What You Will Learn!
- The students will learn how to analyze and design one of the most fundamental circuits, namely, oscillators
- They will learn the ring oscillators, LC oscillators, voltage-controlled oscillators, and the notion of phase noise
- This course also offers basic understanding of the quadrature oscillators and the concept of injection locking
- We will go through set-by-step approach of designing a cross-coupled pair LC oscillator.
Description
This course focuses on the study and design of oscillators. As we will learn, oscillators are autonomous circuits capable of producing sustainable oscillation. The course starts by modeling the oscillator as a closed-loop feedback system. By investigating the magnitude and phase plots, the necessary conditions for oscillation are then derived. Multi-stage ring oscillator based on the feedback concepts and oscillation condition will then be designed. The large-signal study of a ring oscillator will then be presented. This will be followed by proposing several delay-stage candidates for a ring oscillator.
The course then studies the pole-zero pattern of a closed-loop feedback system to be able to generate oscillation. Looking at the LC circuits, we will learn that the passive components inevitably have losses that prevent the LC network to generate steady-state oscillation. We will then study loss-compensation networks from two perspectives, namely, (a) feedback theory and (b) active devices exhibiting negative resistance. The course then offers a ground-up approach to cross-coupled pair oscillators. We will then learn about a basic network that plays a foundational block for a class of oscillators such as Colpitts, Clapp, and Pierce topologies.

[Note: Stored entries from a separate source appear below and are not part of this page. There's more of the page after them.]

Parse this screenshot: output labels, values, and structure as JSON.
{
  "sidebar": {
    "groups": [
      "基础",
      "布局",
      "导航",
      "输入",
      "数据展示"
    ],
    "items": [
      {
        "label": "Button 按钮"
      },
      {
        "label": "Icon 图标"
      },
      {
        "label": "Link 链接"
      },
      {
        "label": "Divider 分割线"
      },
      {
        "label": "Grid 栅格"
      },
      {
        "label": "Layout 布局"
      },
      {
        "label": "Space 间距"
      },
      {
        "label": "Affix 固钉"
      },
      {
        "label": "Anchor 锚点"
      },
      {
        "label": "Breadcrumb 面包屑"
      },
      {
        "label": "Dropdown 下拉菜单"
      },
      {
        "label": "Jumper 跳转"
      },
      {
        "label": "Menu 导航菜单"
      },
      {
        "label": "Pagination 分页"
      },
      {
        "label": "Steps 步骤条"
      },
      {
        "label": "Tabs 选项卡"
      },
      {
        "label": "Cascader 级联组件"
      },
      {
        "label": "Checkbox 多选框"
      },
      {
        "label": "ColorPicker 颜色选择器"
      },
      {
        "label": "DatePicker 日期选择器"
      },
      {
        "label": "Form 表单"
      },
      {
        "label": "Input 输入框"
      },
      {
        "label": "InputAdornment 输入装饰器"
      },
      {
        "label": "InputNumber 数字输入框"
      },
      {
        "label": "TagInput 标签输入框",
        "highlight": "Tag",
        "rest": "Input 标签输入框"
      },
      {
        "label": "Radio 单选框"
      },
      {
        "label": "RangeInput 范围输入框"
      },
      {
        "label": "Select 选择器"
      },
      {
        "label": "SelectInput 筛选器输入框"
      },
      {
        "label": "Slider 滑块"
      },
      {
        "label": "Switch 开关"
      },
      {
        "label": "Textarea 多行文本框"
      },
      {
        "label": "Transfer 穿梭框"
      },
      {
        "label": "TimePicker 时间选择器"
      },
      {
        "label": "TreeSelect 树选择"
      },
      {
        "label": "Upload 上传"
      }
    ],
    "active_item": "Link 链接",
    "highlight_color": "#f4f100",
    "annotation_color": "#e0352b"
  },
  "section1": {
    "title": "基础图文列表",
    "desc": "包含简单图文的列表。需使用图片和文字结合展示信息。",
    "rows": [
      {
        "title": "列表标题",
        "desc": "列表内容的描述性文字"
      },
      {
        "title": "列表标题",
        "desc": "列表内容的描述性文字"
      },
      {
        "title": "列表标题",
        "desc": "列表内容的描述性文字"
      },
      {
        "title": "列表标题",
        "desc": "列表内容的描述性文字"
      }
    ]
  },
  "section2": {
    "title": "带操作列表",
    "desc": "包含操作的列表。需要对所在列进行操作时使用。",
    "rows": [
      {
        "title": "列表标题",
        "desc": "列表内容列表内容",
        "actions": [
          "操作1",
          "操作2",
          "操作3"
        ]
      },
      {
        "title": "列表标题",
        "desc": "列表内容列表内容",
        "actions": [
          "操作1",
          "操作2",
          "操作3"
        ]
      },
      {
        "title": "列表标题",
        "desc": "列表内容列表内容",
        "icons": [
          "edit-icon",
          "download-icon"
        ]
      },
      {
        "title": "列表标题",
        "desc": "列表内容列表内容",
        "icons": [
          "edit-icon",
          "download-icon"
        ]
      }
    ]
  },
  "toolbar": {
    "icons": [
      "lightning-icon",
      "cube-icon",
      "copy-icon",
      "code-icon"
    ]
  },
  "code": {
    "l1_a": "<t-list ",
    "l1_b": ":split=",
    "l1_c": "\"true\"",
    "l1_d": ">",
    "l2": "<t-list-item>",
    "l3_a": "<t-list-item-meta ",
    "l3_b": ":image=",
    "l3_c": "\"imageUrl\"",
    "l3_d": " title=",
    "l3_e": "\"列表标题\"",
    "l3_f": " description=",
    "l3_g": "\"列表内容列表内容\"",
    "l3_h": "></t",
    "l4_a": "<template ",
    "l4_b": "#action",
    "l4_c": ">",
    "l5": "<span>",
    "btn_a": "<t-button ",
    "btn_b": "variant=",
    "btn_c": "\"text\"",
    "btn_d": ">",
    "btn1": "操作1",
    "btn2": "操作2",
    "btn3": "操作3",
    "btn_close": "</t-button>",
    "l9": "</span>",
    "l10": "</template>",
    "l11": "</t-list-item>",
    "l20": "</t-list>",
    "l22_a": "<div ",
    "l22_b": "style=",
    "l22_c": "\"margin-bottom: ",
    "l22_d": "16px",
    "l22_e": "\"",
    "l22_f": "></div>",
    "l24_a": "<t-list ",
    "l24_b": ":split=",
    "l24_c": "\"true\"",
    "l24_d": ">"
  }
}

The course will then introduce voltage-controlled oscillators (VCOs). We will learn about a number of design specifications for VCO design. Next, several mechanisms and circuit techniques will be introduced that will enable tuning in a ring oscillator. This will be followed by an in-depth study of varactor-based LC VCOs. We will also learn that varactor has limited quality factors and oscillators based on varactors cannot have a wide tuning range. We will then introduce the concept of discrete tuning. Finally, we learn about the concept of inductive tuning and present two approaches based on magnetic tuning and active inductors that facilitate inductive tuning.
Because inductors are essential components in oscillators, we will then review the on-chip inductors and discuss a lumped electrical network that models the on-chip inductors.
The course will finally offer a general overview of phase noise. We briefly discuss a linear-time invariant approach to model the phase noise, and finally, we will discuss the widely used Leeson formula for phase noise modeling.
Who Should Attend!
- For all junior- and senior-level undergraduate students, graduate students, design engineers, students who are preparing for interview at a high-tech company, and engineers who are pursuing a career in RF circuits.